Add Disallowed Tags policy

If you are creating Disallowed Movement and Disallowed Tags policies, then you can capture data zone movement using Spark. Data Zone movement can be captured in HDFS to S3.

To capture Data Zone movement using Spark, follow these steps:

Note

These data zones are examples.
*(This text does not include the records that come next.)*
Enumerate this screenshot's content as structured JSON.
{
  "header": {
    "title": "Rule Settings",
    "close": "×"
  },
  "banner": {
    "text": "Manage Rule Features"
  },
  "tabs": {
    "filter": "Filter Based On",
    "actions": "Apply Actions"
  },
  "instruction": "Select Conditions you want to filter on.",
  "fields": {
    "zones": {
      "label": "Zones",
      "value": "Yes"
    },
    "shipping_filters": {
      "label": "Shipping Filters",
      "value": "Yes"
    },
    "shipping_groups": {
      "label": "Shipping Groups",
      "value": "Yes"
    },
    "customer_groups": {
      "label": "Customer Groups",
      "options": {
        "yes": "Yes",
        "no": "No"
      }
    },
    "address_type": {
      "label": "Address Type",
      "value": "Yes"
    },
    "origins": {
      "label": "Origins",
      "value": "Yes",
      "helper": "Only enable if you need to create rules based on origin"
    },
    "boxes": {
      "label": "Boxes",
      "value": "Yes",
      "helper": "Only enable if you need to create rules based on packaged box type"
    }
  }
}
You should create your own.

  1. Create directories in HDFS and add the file in one of the HDFS locations:

    hdfs dfs -mkdir /colour/purple 
    hdfs dfs -mkdir /colour/pink
    hdfs dfs -put /finance_us.csv /colour/purple/
    
  2. Add both the created directories in Include resource of HDFS.
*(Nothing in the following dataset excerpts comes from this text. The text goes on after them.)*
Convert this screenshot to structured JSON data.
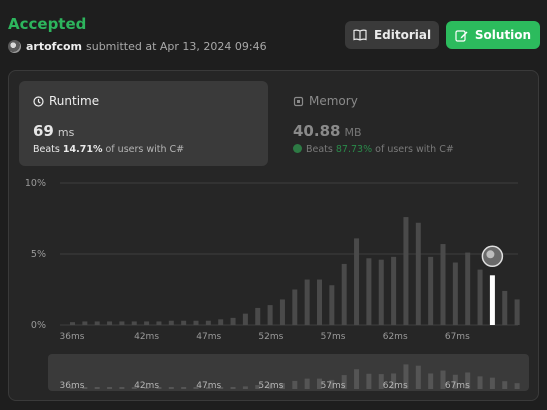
{
  "header": {
    "status": "Accepted",
    "username": "artofcom",
    "submitted_text": "submitted at Apr 13, 2024 09:46",
    "editorial_label": "Editorial",
    "solution_label": "Solution"
  },
  "runtime": {
    "title": "Runtime",
    "value": "69",
    "unit": "ms",
    "beats_prefix": "Beats",
    "beats_pct": "14.71%",
    "beats_suffix": "of users with C#"
  },
  "memory": {
    "title": "Memory",
    "value": "40.88",
    "unit": "MB",
    "beats_prefix": "Beats",
    "beats_pct": "87.73%",
    "beats_suffix": "of users with C#"
  },
  "colors": {
    "accepted": "#2db55d",
    "solution_button": "#2cbb5d",
    "bar": "#4a4a4a",
    "bar_highlight": "#ffffff"
  },
  "chart_data": {
    "type": "bar",
    "ylim": [
      0,
      10
    ],
    "y_ticks": [
      "0%",
      "5%",
      "10%"
    ],
    "x_tick_labels": [
      "36ms",
      "42ms",
      "47ms",
      "52ms",
      "57ms",
      "62ms",
      "67ms"
    ],
    "x_tick_values": [
      36,
      42,
      47,
      52,
      57,
      62,
      67
    ],
    "x": [
      36,
      37,
      38,
      39,
      40,
      41,
      42,
      43,
      44,
      45,
      46,
      47,
      48,
      49,
      50,
      51,
      52,
      53,
      54,
      55,
      56,
      57,
      58,
      59,
      60,
      61,
      62,
      63,
      64,
      65,
      66,
      67,
      68,
      69,
      70
    ],
    "values": [
      0.2,
      0.25,
      0.25,
      0.25,
      0.25,
      0.25,
      0.25,
      0.25,
      0.3,
      0.3,
      0.3,
      0.3,
      0.4,
      0.5,
      0.8,
      1.2,
      1.4,
      1.8,
      2.5,
      3.2,
      3.2,
      2.8,
      4.3,
      6.1,
      4.7,
      4.6,
      4.8,
      7.6,
      7.2,
      4.8,
      5.7,
      4.4,
      5.1,
      3.9,
      3.5,
      2.4,
      1.8
    ],
    "your_value_index": 34,
    "your_value": 3.5
  }
}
  3. Create two Data Zones and add the two folders in those two Data Zones' Resources.

    • SourceDz: It should have resource e.g. /colour/purple/ and also the Data Zone tag.

    • DestinationDz: It should have resource e.g. /colour/pink/ and also the policies configured for disallowed movement and disallowed tags.

  4. Set the Application property as follows:

    Generate Alert All Part Files = false

    Note

    If you set Generate Alert All Part Files to false, the system generates an alert for the first two part files. If you set this property to true, the system generates an alert for all part files.

  5. Go to the terminal and log into Spark shell as follows:

    spark-shell --packages com.databricks:spark-csv_2.10:1.5.0  scala> val df = sqlContext.read.format("com.databricks.spark.csv").option("header", "true").load("/colour/purple/finance_us.csv")  scala> df.coalesce(1).write.mode ("overwrite").format("com.databricks.spark.csv").option("header", "true").save("/colour/pink/finance_us_11")  scala> df.repartition(4).write.mode ("overwrite").format("com.databricks.spark.csv").option("header", "true").save("/colour/pink/finance_us_100") 
    

    The following output is displayed:

    • Kafka Topics: Check the Kafka topics audit consumption for Alerts and Lineage.

    • Alerts Details: Check the Alerts Details tab on the resource details for this resource.

    • Lineage: Check the Lineage for this resource.

    • Alerts Generated for part file : Check the Data Zone Graph for the alerts generation for the part files in DestinationDz.